Nowhere But Home by J.D. Walker is now available!
Coming home is not something Kayle Grimes ever envisioned for himself. He left this town of bigots behind without regrets and made a good life elsewhere. Now he’s back again, hiding in his parents’ old house and licking his wounds.
Asher Knox, the reason Kayle disappeared in the first place, is the last thing he needs. But the boy who broke his heart is now the mayor, and won’t take no for an answer.
Asher Knox has to find a way to get Kayle to forgive him and see he’s no longer a coward hiding in the closet. He’s out and proud, and ready to publicly claim Kayle as his own. It doesn’t help that the Kayle who has returned home is stubborn and prickly, and Asher knows he’s going to make a fool of himself, but it’s worth it, all the same.
I leaned against the brick wall of the coffeehouse and tried to make sense of my thoughts. Then suddenly, Asher was standing in front of me, and all thought was lost.

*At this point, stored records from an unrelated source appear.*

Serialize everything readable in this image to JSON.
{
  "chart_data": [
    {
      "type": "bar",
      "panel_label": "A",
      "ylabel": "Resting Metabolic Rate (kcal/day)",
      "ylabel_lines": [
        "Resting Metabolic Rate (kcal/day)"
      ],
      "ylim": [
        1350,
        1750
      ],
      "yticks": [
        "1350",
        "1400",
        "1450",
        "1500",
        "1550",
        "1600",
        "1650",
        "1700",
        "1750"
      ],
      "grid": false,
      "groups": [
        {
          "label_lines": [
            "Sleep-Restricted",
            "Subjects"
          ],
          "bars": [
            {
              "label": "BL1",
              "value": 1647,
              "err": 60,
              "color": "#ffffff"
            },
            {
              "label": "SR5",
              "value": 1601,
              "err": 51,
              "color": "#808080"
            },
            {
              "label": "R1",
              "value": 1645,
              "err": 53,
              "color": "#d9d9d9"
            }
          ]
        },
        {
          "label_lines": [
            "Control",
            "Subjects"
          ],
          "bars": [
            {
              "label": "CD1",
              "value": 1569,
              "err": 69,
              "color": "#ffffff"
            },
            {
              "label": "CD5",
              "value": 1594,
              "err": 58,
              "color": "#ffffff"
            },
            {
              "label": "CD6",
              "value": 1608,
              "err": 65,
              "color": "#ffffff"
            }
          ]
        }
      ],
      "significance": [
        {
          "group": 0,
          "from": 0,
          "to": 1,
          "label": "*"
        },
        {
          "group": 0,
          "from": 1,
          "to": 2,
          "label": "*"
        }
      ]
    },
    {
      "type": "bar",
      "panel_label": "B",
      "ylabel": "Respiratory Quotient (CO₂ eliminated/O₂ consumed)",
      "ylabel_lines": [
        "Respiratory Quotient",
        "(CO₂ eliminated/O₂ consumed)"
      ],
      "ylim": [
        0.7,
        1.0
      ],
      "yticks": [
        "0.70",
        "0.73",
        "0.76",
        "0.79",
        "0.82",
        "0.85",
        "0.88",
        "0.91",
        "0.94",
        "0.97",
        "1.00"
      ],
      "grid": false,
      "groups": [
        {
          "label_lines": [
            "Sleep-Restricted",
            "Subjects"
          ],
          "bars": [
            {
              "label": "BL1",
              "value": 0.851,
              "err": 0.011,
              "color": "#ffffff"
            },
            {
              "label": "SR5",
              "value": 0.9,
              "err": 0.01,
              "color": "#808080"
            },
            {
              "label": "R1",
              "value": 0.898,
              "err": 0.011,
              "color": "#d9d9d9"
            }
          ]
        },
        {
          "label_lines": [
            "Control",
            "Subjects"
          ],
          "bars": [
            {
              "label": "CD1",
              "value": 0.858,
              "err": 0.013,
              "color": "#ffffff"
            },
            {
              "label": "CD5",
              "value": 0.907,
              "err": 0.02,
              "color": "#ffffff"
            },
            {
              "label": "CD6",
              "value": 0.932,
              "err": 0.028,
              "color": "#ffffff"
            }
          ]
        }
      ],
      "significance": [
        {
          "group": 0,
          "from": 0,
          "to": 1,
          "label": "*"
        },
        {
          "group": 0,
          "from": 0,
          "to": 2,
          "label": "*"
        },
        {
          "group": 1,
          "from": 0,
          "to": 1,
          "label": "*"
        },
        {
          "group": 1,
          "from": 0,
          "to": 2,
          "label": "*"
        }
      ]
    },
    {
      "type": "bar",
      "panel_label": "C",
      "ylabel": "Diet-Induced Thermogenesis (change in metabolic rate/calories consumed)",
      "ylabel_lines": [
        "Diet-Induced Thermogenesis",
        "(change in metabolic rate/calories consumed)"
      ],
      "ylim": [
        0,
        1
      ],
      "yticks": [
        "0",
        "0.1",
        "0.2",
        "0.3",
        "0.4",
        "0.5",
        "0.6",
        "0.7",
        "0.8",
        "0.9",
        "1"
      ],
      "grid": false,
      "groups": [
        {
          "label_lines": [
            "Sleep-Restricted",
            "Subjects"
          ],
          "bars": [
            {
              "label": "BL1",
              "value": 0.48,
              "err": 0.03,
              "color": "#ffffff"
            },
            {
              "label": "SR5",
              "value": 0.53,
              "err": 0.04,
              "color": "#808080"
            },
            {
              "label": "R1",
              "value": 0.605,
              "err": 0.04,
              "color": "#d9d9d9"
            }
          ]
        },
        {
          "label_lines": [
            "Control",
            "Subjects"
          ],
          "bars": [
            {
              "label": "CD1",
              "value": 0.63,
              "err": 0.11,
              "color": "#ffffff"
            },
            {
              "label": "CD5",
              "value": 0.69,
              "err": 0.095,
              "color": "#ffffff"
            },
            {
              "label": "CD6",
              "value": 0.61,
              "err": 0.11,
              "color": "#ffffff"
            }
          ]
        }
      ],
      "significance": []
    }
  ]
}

“I almost didn’t recognize you tonight with all the fuzz gone, Kaylie,” he said, and when I scowled, he grinned. “Sorry, slip of the tongue.” Right.
“You’re missing the meetup,” I offered, waving goodbye to the girl and her mother as they walked off.
Asher bent down to pat a very enthusiastic dog and said, “What’s his name?”
“Dali. Answer the question.”
“It wasn’t framed that way, now was it?”
“But you political types can read between the lines, right?” I replied sarcastically.
He laughed. “I suppose so.”
“Truth is, I rarely make these things anymore since I’m always so busy.” He leaned his left shoulder next to me on the wall. “In the beginning, I was here every week. But since I became mayor, it’s been harder and harder to do so. And I miss it. But the group is still going strong, and growing. I try my damnedest to be in attendance as often as I can.”
“And you’re outside with me instead of in there with your friends because …”
He looked away for a moment then stared straight into my eyes. “I couldn’t not be. I saw you sitting there, and a want like no other in my life, except when we were together in high school, hit me like a ton of bricks.” Was it possible for eyes to smolder? Because yeah, that was what Asher’s were doing.
I pretended indifference. “You’re assuming a lot, aren’t you, Ashley?” I said, and it was his turn to scowl.
“I thought I buried that nickname years ago.” He stabbed me in the chest with a finger. “If I ever hear it said by anyone else in this town, I will punch that pretty jaw of yours.”
I smirked. “You’ll try.” Then I became serious. “Sex is great, Asher, and I’m a great proponent of giving it up. But I’ve had enough of flings, enough of people looking me up and down and only seeing the outside without ever bothering to find out who I really am, what I like. I’m still that kid who grew up here, even after all my years away. I still get hurt easily, I cry at movies and expect true love to turn up at some point in my life. Because that’s what I want, period.”
I turned to cup his cheek. “I understand why you did what you did when we were seventeen. It wasn’t pleasant, but I get it. You weren’t perfect; I was a whiny bitch. Newsflash: I’m still a whiny bitch with a prissy tiara in search of a prince.” I leaned down to kiss him softly on the mouth, enjoying the flavor of him and tasting his gasp before pulling away.
“We can be friends and hang out, if you like, get to know each other better. But after being cheated on and having my heart broken one too many times, I’m kind of cautious and in no hurry for complications. And unless you’re really interested in trying for a future beyond the bedroom, should I even want to go there with you, then nothing’s gonna happen anyway. Got it?”
Asher stared at me, a little dazed, then nodded. I bent down to untie Dali. When I stood, I noticed curious faces mashed against the glass of the coffeehouse, watching us. Nice. “We have an audience, so you know.”
Asher gave me a tiny, sad smile. “Perks of living in a small town.”
“I guess.” I let Dali get some love from his other favorite human, apparently, before walking away. “Have a good night, Mr. Mayor.”